The flight had been secretly planned for more than two months. The Paradise Island suite had been held for Hughes for more than a year at a cost of upwards of $1,000 a day. and equipped with a direct telephone line to the U.S. Back at the Desert Inn, 84 hours passed before the guards discovered that he was gone.

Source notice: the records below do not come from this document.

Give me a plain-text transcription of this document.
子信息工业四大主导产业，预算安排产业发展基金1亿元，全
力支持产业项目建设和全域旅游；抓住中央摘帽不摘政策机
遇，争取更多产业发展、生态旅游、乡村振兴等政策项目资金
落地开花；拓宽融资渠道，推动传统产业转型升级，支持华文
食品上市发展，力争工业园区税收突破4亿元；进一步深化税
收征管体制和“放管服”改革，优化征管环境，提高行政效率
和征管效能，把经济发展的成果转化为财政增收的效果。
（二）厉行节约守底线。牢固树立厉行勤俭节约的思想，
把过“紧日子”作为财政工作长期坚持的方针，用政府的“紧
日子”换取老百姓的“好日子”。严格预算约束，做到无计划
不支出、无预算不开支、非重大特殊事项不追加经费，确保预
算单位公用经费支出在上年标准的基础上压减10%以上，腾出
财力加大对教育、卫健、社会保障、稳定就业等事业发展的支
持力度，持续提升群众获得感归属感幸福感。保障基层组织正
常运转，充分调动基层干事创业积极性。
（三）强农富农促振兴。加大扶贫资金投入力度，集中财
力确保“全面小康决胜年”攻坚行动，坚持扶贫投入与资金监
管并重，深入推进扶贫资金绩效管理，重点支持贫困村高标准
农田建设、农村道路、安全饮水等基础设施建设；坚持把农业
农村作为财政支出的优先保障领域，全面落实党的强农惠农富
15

Mormon Mafia. From his tropical headquarters, Hughes kept watch over−while staying out of the direct line of fire−an epic struggle that broke into the open last week among his lieutenants in Las Vegas. At stake was control of Hughes' $300 million Nevada empire, including five Las Vegas hotels−the Desert Inn, the Sands, the Landmark, the Frontier, the Castaways−and two other gambling houses, the Silver Slipper and Harolds Club in Reno. As with almost everything concerning Hughes, the fight was redolent with mystery, suspense and litigation.

At 64−he will be 65 on Christmas Eve−Hughes is quite possibly the richest living American. His holdings in oil-drilling equipment, aerospace, electronics, airlines, communications and real estate are worth anywhere from $1.4 billion to $2 billion. They are rivaled only by the sums amassed by Oilman J. Paul Getty, another notable eccentric. Hughes' major holdings are entirely privately owned and thus exempt from the laws that require public reports. Hughes exercises his sole control in the manner of an autocratic ruler, telephoning his orders and never deigning to appear among his subordinates.

His obsession for privacy is all-devouring. In the 1950s, he stopped seeing anyone except a handful of business associates and his "Mormon mafia"−half a dozen men chosen by him because they do not drink, smoke, womanize or have liberal ideas. They act as combination nurses, cooks, bodyguards, advisers and messengers to the outside world. For the past four years, Hughes had never been known to move out of his Las Vegas aerie. Then he decamped for Paradise Island, leaving behind some of his executives to wield the knives in the messy corporate fight.